Column: I’ve been called unprintable names online. Now there’s help for cyber-harassment

Abortion supporters hold a rally outside the Planned Parenthood Reproductive Health Services Center in Missouri
Abortion rights is one of many topics that provoke angry, vulgar, sometimes threatening responses from readers.
(Saul Loeb / AFP / Getty Images)

Years ago, when Pete Wilson was running for reelection as governor of California, long before gay people won the right to marry, he vetoed a domestic partnership law.

It was nothing more than election-year pandering to the evangelical right, and I called him out at the time.

This was an era when readers, delighted or infuriated, would call you on the phone, or send a letter. There was no email yet, and certainly no Twitter or Facebook. Sometimes readers would cut out a column they found especially offensive, scrawl their objections over it or in the margins, and mail it to me.


Such was the fate of my piece on Wilson’s anti-gay stance. An angry reader drew a mustache on my face, and wrote, over the headline “Satan’s Little Whore.”

That seems like a mild, almost quaint insult today. In recent years, with the rise of social media, I have been called the C-word more times than I can count, I have been invited to kill myself, my IQ has been called into question, someone even published my address in the comments section under my column.

When I defended the right of a white author to publish a novel about a Mexican mom on the run from a drug cartel, I was called a racist. When I wrote that the former Marine who tried to enter Mexico with loaded weapons did not deserve special treatment, an angry deluge flooded my Twitter feed and someone posted vile remarks about me on my daughter’s Facebook page.

The advent of electronic communication and social media has not changed the dark impulse to insult and threaten those with whom we disagree. But technology has made it far easier. Who wants to go to all the trouble of putting pen to paper, finding an envelope and a stamp when hitting the send button is so much faster?

You name the topic: abortion, women’s rights, gay and transgender rights, vaccinations, Black Lives Matter, #MeToo, anti-Asian hate, Donald Trump, Adam Schiff, Kobe Bryant. Virtually all the topics I write about inspire some sort of hateful or vulgar response online.

But I have come to accept it with a shrug. Taking flak — no matter how vicious — is part of a journalist’s job. Vilification is the price of having a megaphone like a column. I have been annoyed, irritated and distracted, but never tempted to dial back what I write.

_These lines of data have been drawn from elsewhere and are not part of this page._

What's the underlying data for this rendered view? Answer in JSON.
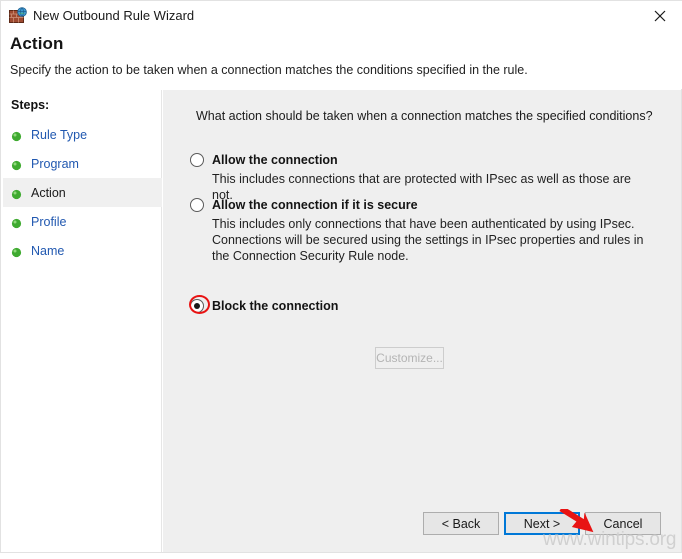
{
  "window": {
    "title": "New Outbound Rule Wizard",
    "icon": "firewall-icon",
    "close_label": "✕"
  },
  "header": {
    "title": "Action",
    "subtitle": "Specify the action to be taken when a connection matches the conditions specified in the rule."
  },
  "sidebar": {
    "heading": "Steps:",
    "items": [
      {
        "label": "Rule Type",
        "current": false
      },
      {
        "label": "Program",
        "current": false
      },
      {
        "label": "Action",
        "current": true
      },
      {
        "label": "Profile",
        "current": false
      },
      {
        "label": "Name",
        "current": false
      }
    ]
  },
  "main": {
    "question": "What action should be taken when a connection matches the specified conditions?",
    "options": [
      {
        "title": "Allow the connection",
        "description": "This includes connections that are protected with IPsec as well as those are not.",
        "selected": false
      },
      {
        "title": "Allow the connection if it is secure",
        "description": "This includes only connections that have been authenticated by using IPsec.  Connections will be secured using the settings in IPsec properties and rules in the Connection Security Rule node.",
        "selected": false
      },
      {
        "title": "Block the connection",
        "description": "",
        "selected": true
      }
    ],
    "customize_label": "Customize..."
  },
  "footer": {
    "back_label": "< Back",
    "next_label": "Next >",
    "cancel_label": "Cancel"
  },
  "annotations": {
    "watermark": "www.wintips.org",
    "highlight_color": "#e81313",
    "accent_color": "#0078d7"
  }
}
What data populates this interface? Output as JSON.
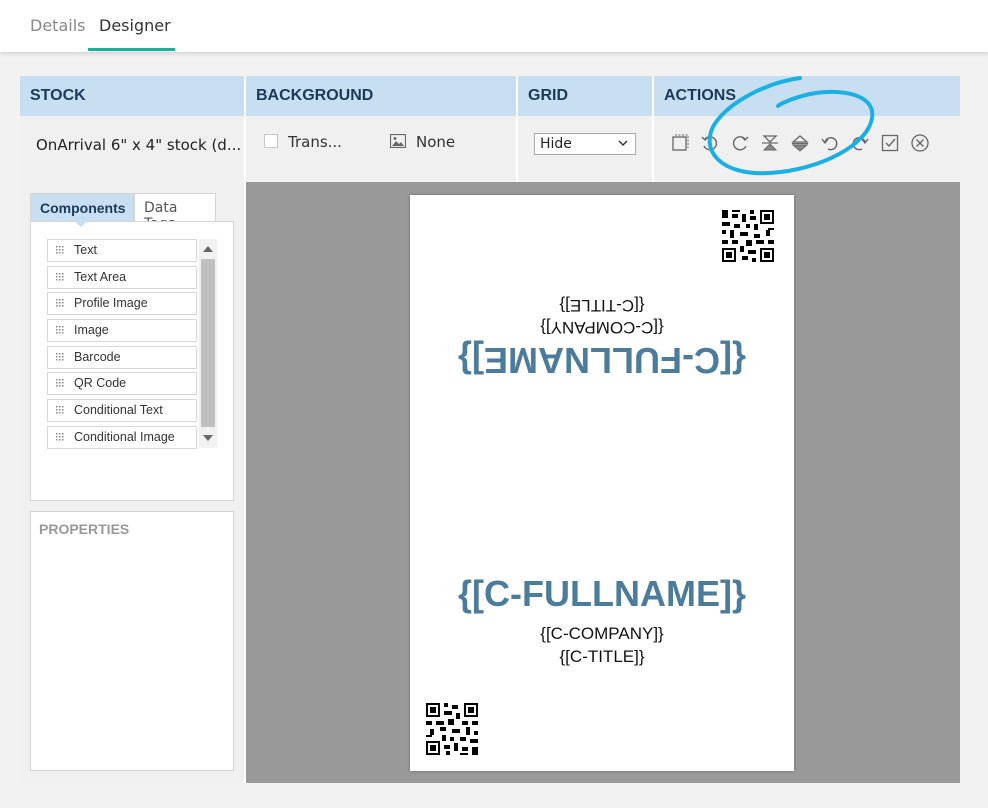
{
  "top_tabs": [
    "Details",
    "Designer"
  ],
  "active_top_tab": "Designer",
  "headers": {
    "stock": "STOCK",
    "background": "BACKGROUND",
    "grid": "GRID",
    "actions": "ACTIONS"
  },
  "stock": {
    "value": "OnArrival 6\" x 4\" stock (d..."
  },
  "background": {
    "transparent_label": "Trans...",
    "transparent_checked": false,
    "image_label": "None",
    "image_icon": "image-icon"
  },
  "grid": {
    "selected": "Hide"
  },
  "actions": {
    "icons": [
      "select-frame-icon",
      "rotate-left-icon",
      "rotate-right-icon",
      "flip-vertical-icon",
      "flip-horizontal-icon",
      "undo-icon",
      "redo-icon",
      "check-box-icon",
      "close-circle-icon"
    ]
  },
  "left": {
    "tabs": [
      "Components",
      "Data Tags"
    ],
    "active_tab": "Components",
    "components": [
      "Text",
      "Text Area",
      "Profile Image",
      "Image",
      "Barcode",
      "QR Code",
      "Conditional Text",
      "Conditional Image"
    ],
    "properties_title": "PROPERTIES"
  },
  "badge": {
    "top_flipped": {
      "fullname": "{[C-FULLNAME]}",
      "company": "{[C-COMPANY]}",
      "title": "{[C-TITLE]}"
    },
    "bottom": {
      "fullname": "{[C-FULLNAME]}",
      "company": "{[C-COMPANY]}",
      "title": "{[C-TITLE]}"
    }
  },
  "colors": {
    "accent_tab": "#16b39a",
    "header_bg": "#c8dff2",
    "header_text": "#1b3a57",
    "name_text": "#4b7c9b",
    "annotation": "#1ab0e4",
    "canvas_bg": "#999999"
  }
}
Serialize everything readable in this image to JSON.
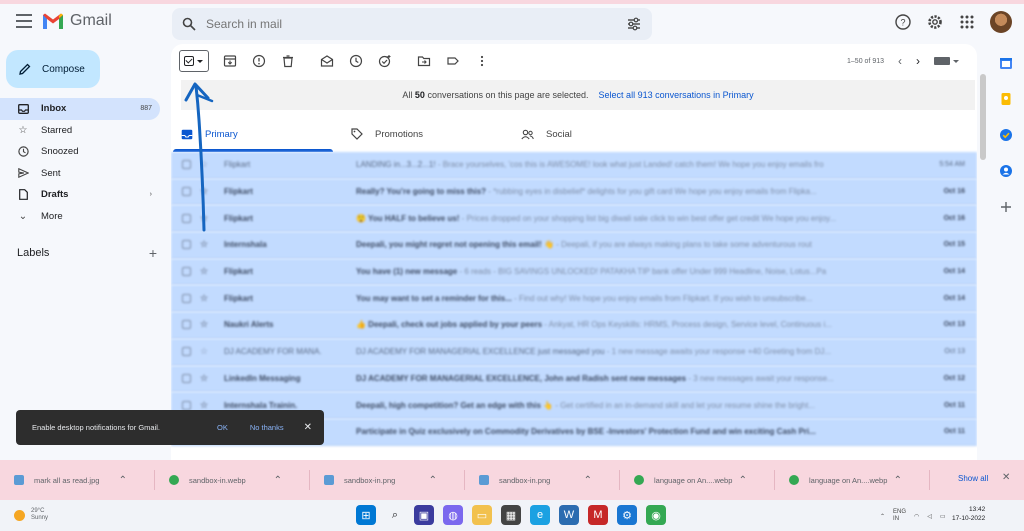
{
  "app": {
    "name": "Gmail"
  },
  "search": {
    "placeholder": "Search in mail"
  },
  "sidebar": {
    "compose_label": "Compose",
    "items": [
      {
        "label": "Inbox",
        "count": "887",
        "icon": "inbox-icon"
      },
      {
        "label": "Starred",
        "icon": "star-icon"
      },
      {
        "label": "Snoozed",
        "icon": "clock-icon"
      },
      {
        "label": "Sent",
        "icon": "send-icon"
      },
      {
        "label": "Drafts",
        "icon": "draft-icon"
      },
      {
        "label": "More",
        "icon": "chevron-down-icon"
      }
    ],
    "labels_heading": "Labels"
  },
  "toolbar": {
    "pagination": "1–50 of 913"
  },
  "banner": {
    "prefix": "All",
    "count": "50",
    "suffix": "conversations on this page are selected.",
    "select_all": "Select all 913 conversations in Primary"
  },
  "tabs": [
    {
      "label": "Primary"
    },
    {
      "label": "Promotions"
    },
    {
      "label": "Social"
    }
  ],
  "emails": [
    {
      "sender": "Flipkart",
      "subject": "LANDING in...3...2...1!",
      "snippet": " - Brace yourselves, 'cos this is AWESOME! look what just Landed! catch them! We hope you enjoy emails fro",
      "date": "5:54 AM",
      "unread": false
    },
    {
      "sender": "Flipkart",
      "subject": "Really? You're going to miss this?",
      "snippet": " - *rubbing eyes in disbelief* delights for you gift card We hope you enjoy emails from Flipka...",
      "date": "Oct 16",
      "unread": true
    },
    {
      "sender": "Flipkart",
      "subject": "😲 You HALF to believe us!",
      "snippet": " - Prices dropped on your shopping list big diwali sale click to win best offer get credit We hope you enjoy...",
      "date": "Oct 16",
      "unread": true
    },
    {
      "sender": "Internshala",
      "subject": "Deepali, you might regret not opening this email! 👋",
      "snippet": " - Deepali, if you are always making plans to take some adventurous rout",
      "date": "Oct 15",
      "unread": true
    },
    {
      "sender": "Flipkart",
      "subject": "You have (1) new message",
      "snippet": " - 6 reads - BIG SAVINGS UNLOCKED! PATAKHA TIP bank offer Under 999 Headline, Noise, Lotus...Pa",
      "date": "Oct 14",
      "unread": true
    },
    {
      "sender": "Flipkart",
      "subject": "You may want to set a reminder for this...",
      "snippet": " - Find out why! We hope you enjoy emails from Flipkart. If you wish to unsubscribe...",
      "date": "Oct 14",
      "unread": true
    },
    {
      "sender": "Naukri Alerts",
      "subject": "👍 Deepali, check out jobs applied by your peers",
      "snippet": " - Ankyat, HR Ops Keyskills: HRMS, Process design, Service level, Continuous i...",
      "date": "Oct 13",
      "unread": true
    },
    {
      "sender": "DJ ACADEMY FOR MANA.",
      "subject": "DJ ACADEMY FOR MANAGERIAL EXCELLENCE just messaged you",
      "snippet": " - 1 new message awaits your response +40 Greeting from DJ...",
      "date": "Oct 13",
      "unread": false
    },
    {
      "sender": "LinkedIn Messaging",
      "subject": "DJ ACADEMY FOR MANAGERIAL EXCELLENCE, John and Radish sent new messages",
      "snippet": " - 3 new messages await your response...",
      "date": "Oct 12",
      "unread": true
    },
    {
      "sender": "Internshala Trainin.",
      "subject": "Deepali, high competition? Get an edge with this 👆",
      "snippet": " - Get certified in an in-demand skill and let your resume shine the bright...",
      "date": "Oct 11",
      "unread": true
    },
    {
      "sender": "",
      "subject": "Participate in Quiz exclusively on Commodity Derivatives by BSE -Investors' Protection Fund and win exciting Cash Pri...",
      "snippet": "",
      "date": "Oct 11",
      "unread": true
    }
  ],
  "toast": {
    "message": "Enable desktop notifications for Gmail.",
    "ok": "OK",
    "no_thanks": "No thanks"
  },
  "downloads": {
    "items": [
      {
        "name": "mark all as read.jpg",
        "icon": "image-file-icon",
        "color": "#5b9bd5"
      },
      {
        "name": "sandbox-in.webp",
        "icon": "chrome-icon",
        "color": "#34a853"
      },
      {
        "name": "sandbox-in.png",
        "icon": "image-file-icon",
        "color": "#5b9bd5"
      },
      {
        "name": "sandbox-in.png",
        "icon": "image-file-icon",
        "color": "#5b9bd5"
      },
      {
        "name": "language on An....webp",
        "icon": "chrome-icon",
        "color": "#34a853"
      },
      {
        "name": "language on An....webp",
        "icon": "chrome-icon",
        "color": "#34a853"
      }
    ],
    "show_all": "Show all"
  },
  "taskbar": {
    "weather_temp": "29°C",
    "weather_desc": "Sunny",
    "lang": "ENG\nIN",
    "time": "13:42",
    "date": "17-10-2022"
  }
}
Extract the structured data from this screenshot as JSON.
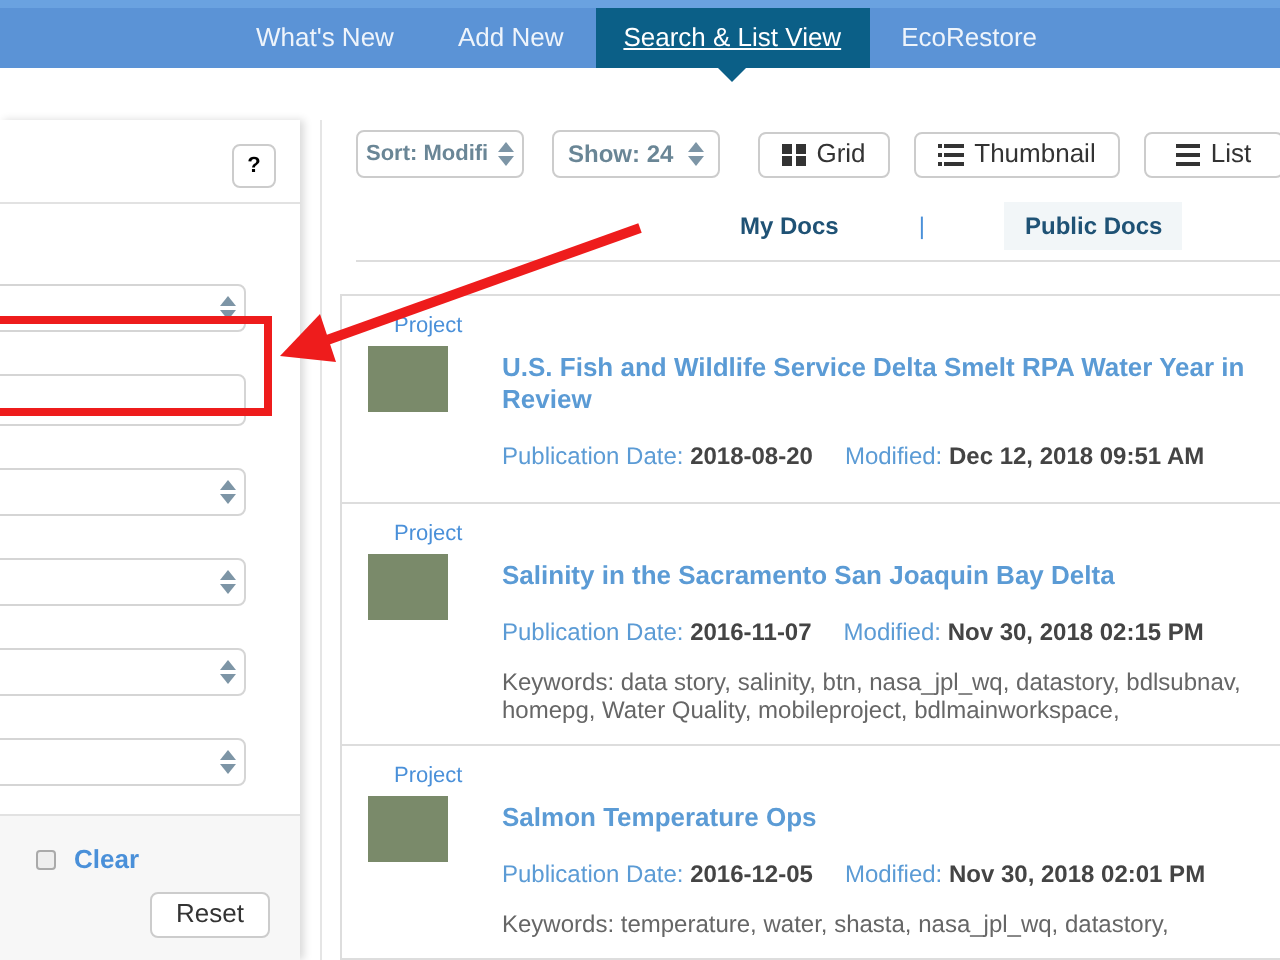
{
  "nav": {
    "tabs": [
      {
        "label": "What's New",
        "selected": false
      },
      {
        "label": "Add New",
        "selected": false
      },
      {
        "label": "Search & List View",
        "selected": true
      },
      {
        "label": "EcoRestore",
        "selected": false
      }
    ]
  },
  "filter_panel": {
    "help_button": "?",
    "fields": [
      {
        "kind": "select"
      },
      {
        "kind": "text"
      },
      {
        "kind": "select"
      },
      {
        "kind": "select"
      },
      {
        "kind": "select"
      },
      {
        "kind": "select"
      }
    ],
    "clear": {
      "label": "Clear",
      "checked": false
    },
    "reset_button": "Reset"
  },
  "toolbar": {
    "sort": "Sort: Modifi",
    "show": "Show: 24",
    "views": [
      {
        "kind": "grid",
        "label": "Grid"
      },
      {
        "kind": "thumbnail",
        "label": "Thumbnail"
      },
      {
        "kind": "list",
        "label": "List"
      }
    ]
  },
  "doc_tabs": {
    "items": [
      {
        "label": "My Docs",
        "selected": false
      },
      {
        "label": "Public Docs",
        "selected": true
      }
    ],
    "separator": "|"
  },
  "results": [
    {
      "type": "Project",
      "title": "U.S. Fish and Wildlife Service Delta Smelt RPA Water Year in Review",
      "pub_label": "Publication Date:",
      "pub_date": "2018-08-20",
      "mod_label": "Modified:",
      "modified": "Dec 12, 2018 09:51 AM"
    },
    {
      "type": "Project",
      "title": "Salinity in the Sacramento San Joaquin Bay Delta",
      "pub_label": "Publication Date:",
      "pub_date": "2016-11-07",
      "mod_label": "Modified:",
      "modified": "Nov 30, 2018 02:15 PM",
      "keywords": "Keywords: data story, salinity, btn, nasa_jpl_wq, datastory, bdlsubnav, homepg, Water Quality, mobileproject, bdlmainworkspace,"
    },
    {
      "type": "Project",
      "title": "Salmon Temperature Ops",
      "pub_label": "Publication Date:",
      "pub_date": "2016-12-05",
      "mod_label": "Modified:",
      "modified": "Nov 30, 2018 02:01 PM",
      "keywords": "Keywords: temperature, water, shasta, nasa_jpl_wq, datastory,"
    }
  ]
}
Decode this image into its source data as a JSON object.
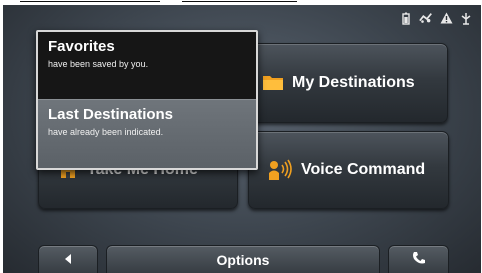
{
  "status_bar": {
    "icons": [
      "battery-icon",
      "signal-icon",
      "alert-icon",
      "antenna-icon"
    ]
  },
  "tiles": {
    "my_destinations": {
      "label": "My Destinations",
      "icon": "folder-icon",
      "color": "#f0a020"
    },
    "voice_command": {
      "label": "Voice Command",
      "icon": "voice-icon",
      "color": "#f0a020"
    },
    "take_me_home": {
      "label": "Take Me Home",
      "icon": "home-icon",
      "color": "#f0a020"
    }
  },
  "popup": {
    "favorites": {
      "title": "Favorites",
      "subtitle": "have been saved by you."
    },
    "last_destinations": {
      "title": "Last Destinations",
      "subtitle": "have already been indicated."
    }
  },
  "bottom_bar": {
    "back_icon": "left-arrow-icon",
    "options_label": "Options",
    "call_icon": "phone-icon"
  }
}
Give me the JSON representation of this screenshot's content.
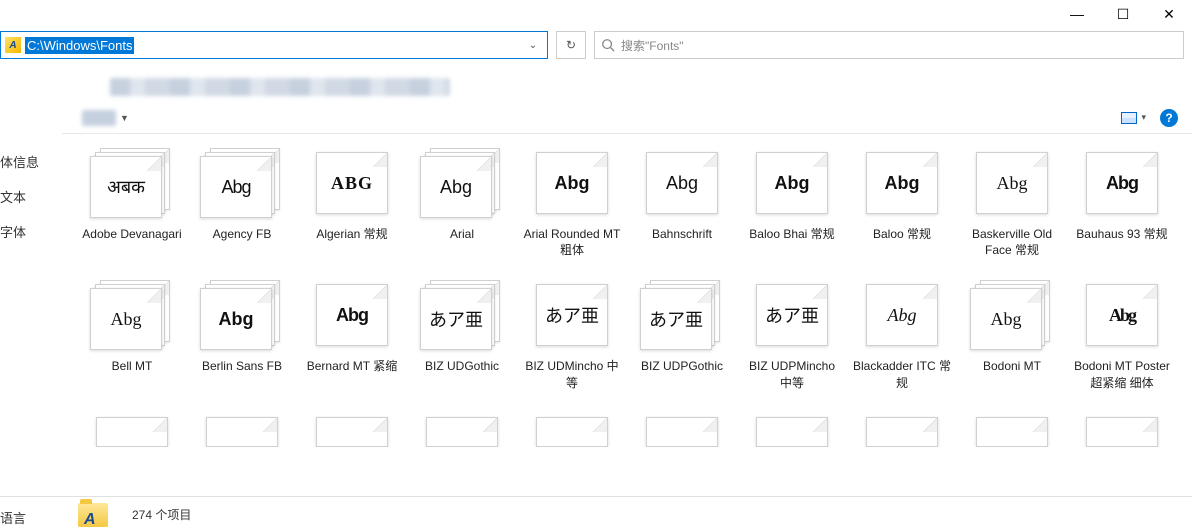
{
  "window": {
    "minimize": "—",
    "maximize": "☐",
    "close": "✕"
  },
  "address": {
    "path": "C:\\Windows\\Fonts"
  },
  "refresh": "↻",
  "search": {
    "placeholder": "搜索\"Fonts\""
  },
  "sidebar": {
    "items": [
      "体信息",
      "文本",
      "字体"
    ],
    "bottom": "语言"
  },
  "toolbar": {
    "view_drop": "▾",
    "help": "?"
  },
  "fonts": [
    {
      "label": "Adobe Devanagari",
      "sample": "अबक",
      "cls": "f-dev",
      "stack": true
    },
    {
      "label": "Agency FB",
      "sample": "Abg",
      "cls": "f-agency",
      "stack": true
    },
    {
      "label": "Algerian 常规",
      "sample": "ABG",
      "cls": "f-algerian",
      "stack": false
    },
    {
      "label": "Arial",
      "sample": "Abg",
      "cls": "f-arial",
      "stack": true
    },
    {
      "label": "Arial Rounded MT 粗体",
      "sample": "Abg",
      "cls": "f-arialr",
      "stack": false
    },
    {
      "label": "Bahnschrift",
      "sample": "Abg",
      "cls": "f-bahn",
      "stack": false
    },
    {
      "label": "Baloo Bhai 常规",
      "sample": "Abg",
      "cls": "f-baloo",
      "stack": false
    },
    {
      "label": "Baloo 常规",
      "sample": "Abg",
      "cls": "f-baloob",
      "stack": false
    },
    {
      "label": "Baskerville Old Face 常规",
      "sample": "Abg",
      "cls": "f-bask",
      "stack": false
    },
    {
      "label": "Bauhaus 93 常规",
      "sample": "Abg",
      "cls": "f-bauhaus",
      "stack": false
    },
    {
      "label": "Bell MT",
      "sample": "Abg",
      "cls": "f-bell",
      "stack": true
    },
    {
      "label": "Berlin Sans FB",
      "sample": "Abg",
      "cls": "f-berlin",
      "stack": true
    },
    {
      "label": "Bernard MT 紧缩",
      "sample": "Abg",
      "cls": "f-bernard",
      "stack": false
    },
    {
      "label": "BIZ UDGothic",
      "sample": "あア亜",
      "cls": "f-biz",
      "stack": true
    },
    {
      "label": "BIZ UDMincho 中等",
      "sample": "あア亜",
      "cls": "f-bizm",
      "stack": false
    },
    {
      "label": "BIZ UDPGothic",
      "sample": "あア亜",
      "cls": "f-biz",
      "stack": true
    },
    {
      "label": "BIZ UDPMincho 中等",
      "sample": "あア亜",
      "cls": "f-bizm",
      "stack": false
    },
    {
      "label": "Blackadder ITC 常规",
      "sample": "Abg",
      "cls": "f-black",
      "stack": false
    },
    {
      "label": "Bodoni MT",
      "sample": "Abg",
      "cls": "f-bodoni",
      "stack": true
    },
    {
      "label": "Bodoni MT Poster 超紧缩 细体",
      "sample": "Abg",
      "cls": "f-bodonip",
      "stack": false
    }
  ],
  "partial_count": 10,
  "status": {
    "count_text": "274 个项目"
  }
}
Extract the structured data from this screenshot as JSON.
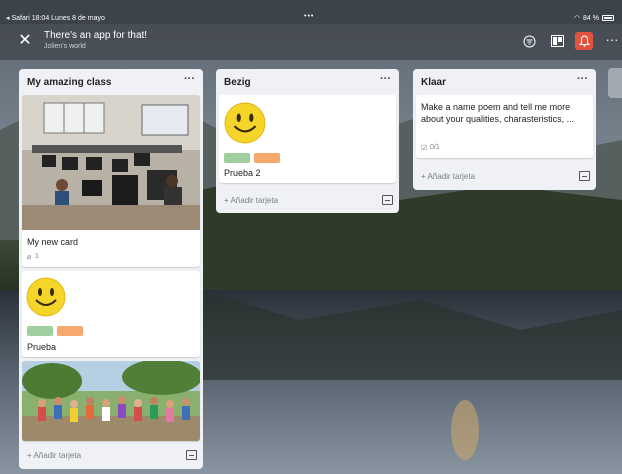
{
  "status_bar": {
    "left": "◂ Safari  18:04  Lunes 8 de mayo",
    "dots": "•••",
    "battery": "84 %"
  },
  "header": {
    "title": "There's an app for that!",
    "subtitle": "Jolien's world",
    "close_icon": "close-icon",
    "icons": [
      "filter-icon",
      "board-icon",
      "bell-icon",
      "more-icon"
    ],
    "more": "···"
  },
  "lists": [
    {
      "name": "My amazing class",
      "menu": "···",
      "cards": [
        {
          "title": "My new card",
          "attachments": "1",
          "image": "classroom-photo"
        },
        {
          "title": "Prueba",
          "labels": [
            "#9fcf9c",
            "#f6a96c"
          ],
          "image": "smiley"
        },
        {
          "image": "group-photo"
        }
      ],
      "add_card": "+ Añadir tarjeta"
    },
    {
      "name": "Bezig",
      "menu": "···",
      "cards": [
        {
          "title": "Prueba 2",
          "labels": [
            "#9fcf9c",
            "#f6a96c"
          ],
          "image": "smiley"
        }
      ],
      "add_card": "+ Añadir tarjeta"
    },
    {
      "name": "Klaar",
      "menu": "···",
      "cards": [
        {
          "title": "Make a name poem and tell me more about your qualities, charasteristics, ...",
          "checklist": "0/1"
        }
      ],
      "add_card": "+ Añadir tarjeta"
    }
  ],
  "colors": {
    "accent_bell": "#e0533f",
    "label_green": "#9fcf9c",
    "label_orange": "#f6a96c",
    "list_bg": "#eff1f4"
  }
}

However, when it comes to women who are not public figures, who are not in the business of stirring up conflict, who have not developed a thick skin after years in the arena of verbal combat, the viciousness of online attacks can feel terrifying.

Let’s say, for example, you are professor of gender studies, speaking out against sexism and racism. Internet trolls may trash your work in online reviews, attack you with racist and sexist slurs, and try to discredit you professionally. You may feel depressed, helpless, even traumatized. How can you fight back?

This is where relatively new groups like HeartMob are trying to make a difference. HeartMob is an offshoot of Hollaback!, a nonprofit dedicated to ending harassment in public spaces. Co-founder Emily May told me Tuesday morning the group has built a trained community of vetted “bystanders” who can mobilize on behalf of victims of online attacks.

Anyone caught in the e-mob crosshairs can reach out to HeartMob to report harassment and request help. Bystanders can jump in to report online abuse in large enough numbers that social media companies, often sluggish or resistant to intervening, will actually be moved to take down attacks. Or the bystanders may shower a victim with private messages of support. The actions take place behind the scenes, and work as a kind of invisible safety net.

May is well familiar with the kind of online harassment that occurs when women take a stand. She and her co-founders have been called all sorts of names —“dirty lesbians” is one of the least vulgar — and have received rape and death threats.

HeartMob has just partnered with the International Women’s Media Foundation to figure out how to adapt HeartMob’s tools to support women journalists, who, as it turns out, mostly want to be reassured by other women journalists that they are not alone.


“To have someone validate your experience is low-hanging fruit,” May told me, “but it works.”

In truth, I have always worn the label “Satan’s Little Whore” as an ironic badge of honor.

When that column won a GLAAD Media Award, I told the black-tie crowd at the Beverly Hilton Hotel how proud I was to be an ally of the gay and lesbian community, and how that angry, bigoted reader had tried in vain to insult me.

“If I’m Satan’s little whore,” I said, “then I will see you all in hell.”